I read, though, that the short-hair havs do shed like other breeds. Is that right?

Sheri


----------



## Eva (Jun 20, 2008)

Sheri said:


> Eva, rub it in, rub it in! Ha!
> 
> I read, though, that the short-hair havs do shed like other breeds. Is that right?
> 
> Sheri


 Lol... sorry, not trying to rub it in..
He does shed a little but not enough to notice. 
He has a thin coat and doesn't have an undercoat so that really reduces the amount of hair loss. 
The hair on his ears and his tail is really starting to grow and should be pretty long when it's done so I'll have to keep those brushed out since they do tangle and the hair on his body varies. Some of it is close to two inches and other areas are only one inch. 
There is a little grooming but not a signifigant amount right now. 
When I tell people that he's a short hair they look at me like I'm crazy and say.."but he has long hair?" LOl...if they only knew. :jaw:


----------



## Eva (Jun 20, 2008)

Todd was having a wrestling match with some of his toys...the pictures are a little blurry and lots of red eye but he was having a blast so I thought that I'd share.


----------



## Missy (Nov 6, 2006)

I hope no one takes this the wrong way-- because you know I would never say anything bad about our long hairs and certainly not Todd. But he looks so much more like a real Dog than our fluff balls. And I mean that as a total compliment Eva. Some of my friends are dogs...LOL Todd is really gorgeous.


----------



## Eva (Jun 20, 2008)

Missy said:


> I hope no one takes this the wrong way-- because you know I would never say anything bad about our long hairs and certainly not Todd. But he looks so much more like a real Dog than our fluff balls. And I mean that as a total compliment Eva. Some of my friends are dogs...LOL Todd is really gorgeous.


No offense taken  
..I know that Todd looks more "doglike" than a typical Hav and I love him for it.
I also love the look of a long hair Havanese I just don't want the stress and expense of constant grooming. 
Todd was the perfect solution to the back and forth arguement that I had going with myself...all of the qualities that I wanted in one gorgeous (low maintance) package!


----------



## ama0722 (Nov 28, 2006)

He looks like so much fun but rolling around on his stuffed animals is a sign he needs a Neezer brother! Eva- do you have baby baby pics of Todd? I was just thinking he has really kept his red color. I wonder with the short hair if they don't change color as much as a long hair or does his line have a lot of reds that hold their color. Or do you know if his siblings had long hair and may have changed color?


----------



## Eva (Jun 20, 2008)

ama0722 said:


> He looks like so much fun but rolling around on his stuffed animals is a sign he needs a Neezer brother! Eva- do you have baby baby pics of Todd? I was just thinking he has really kept his red color. I wonder with the short hair if they don't change color as much as a long hair or does his line have a lot of reds that hold their color. Or do you know if his siblings had long hair and may have changed color?

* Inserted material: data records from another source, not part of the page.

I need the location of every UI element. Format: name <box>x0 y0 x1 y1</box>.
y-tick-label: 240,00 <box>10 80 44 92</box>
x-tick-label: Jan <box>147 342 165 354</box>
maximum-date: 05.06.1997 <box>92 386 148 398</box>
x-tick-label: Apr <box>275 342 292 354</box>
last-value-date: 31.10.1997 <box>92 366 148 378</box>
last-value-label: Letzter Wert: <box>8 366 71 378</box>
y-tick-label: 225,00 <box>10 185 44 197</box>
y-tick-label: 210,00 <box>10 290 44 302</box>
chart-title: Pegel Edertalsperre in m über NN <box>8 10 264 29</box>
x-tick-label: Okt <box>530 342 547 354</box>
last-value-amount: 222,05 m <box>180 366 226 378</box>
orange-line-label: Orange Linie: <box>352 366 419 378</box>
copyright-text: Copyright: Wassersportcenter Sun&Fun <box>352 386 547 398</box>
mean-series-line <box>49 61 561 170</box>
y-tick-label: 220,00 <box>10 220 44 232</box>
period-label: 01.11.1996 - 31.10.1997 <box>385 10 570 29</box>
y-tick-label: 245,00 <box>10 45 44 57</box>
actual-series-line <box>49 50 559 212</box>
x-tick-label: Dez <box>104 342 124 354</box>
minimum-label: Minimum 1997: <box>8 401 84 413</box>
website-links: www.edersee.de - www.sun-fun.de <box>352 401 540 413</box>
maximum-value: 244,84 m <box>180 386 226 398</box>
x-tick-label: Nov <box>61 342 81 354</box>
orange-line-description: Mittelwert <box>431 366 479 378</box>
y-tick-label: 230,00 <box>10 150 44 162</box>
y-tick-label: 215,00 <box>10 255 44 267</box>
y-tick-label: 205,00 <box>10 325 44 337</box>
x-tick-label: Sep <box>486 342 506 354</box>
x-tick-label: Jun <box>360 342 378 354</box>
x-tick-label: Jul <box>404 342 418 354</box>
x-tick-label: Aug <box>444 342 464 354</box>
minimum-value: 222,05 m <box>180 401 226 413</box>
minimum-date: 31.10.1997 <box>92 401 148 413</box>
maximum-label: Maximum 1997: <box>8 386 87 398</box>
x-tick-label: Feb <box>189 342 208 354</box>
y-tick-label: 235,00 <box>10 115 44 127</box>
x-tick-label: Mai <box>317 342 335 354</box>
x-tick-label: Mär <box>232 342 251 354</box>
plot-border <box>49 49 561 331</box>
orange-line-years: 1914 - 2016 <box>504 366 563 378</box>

Do I have baby pics...hee-hee..you're in for it now! 
I would love to get Todd a Neezer brother..I just have to convince my DH...it may be awhile! lol
I don't know anything about short hairs other than what limited information I have read on the internet and what I've learned from watching Todd grow. 
His breeder should still have contact with his brother's and sister's families, I'll e-mail her and get her opinion and see if we can get a couple of pics. 
Here go the baby pic's..remember, you asked for them..lol


----------



## Eva (Jun 20, 2008)

These are pictures from the breeder at 7wks of age...the youngest that I have.


----------



## Eva (Jun 20, 2008)

oops...


----------



## ama0722 (Nov 28, 2006)

Awwww! If anything, I would say his body darkened but looks like he lost no color-maybe the black on his ears?


----------



## Julie (Feb 8, 2007)

Goodness he is cute! I've sincerely LOVED seeing all your photos! It is so cute to see him acting like a puppy. I also admire the color--


----------



## Eva (Jun 20, 2008)

I just heard back from his breeder and she said that from what she's seen short hair's tend to hold their color better than long hairs. 
Todd's sister is also a red short hair and she's held her color too...no pics though.


----------



## Sheri (Oct 11, 2008)

Eva, love the pictures! This has been an interesting thread. Todd is such a soft, sweet looking guy! He's got a nice expression.

And, it looks like he put up a hard fight with those rambunctious toys of his, but he finally subdued them! :boxing: Well done, Todd!

Sheri and Tucker


----------



## Missy (Nov 6, 2006)

Cute!!! I want a shavanese now!!!


----------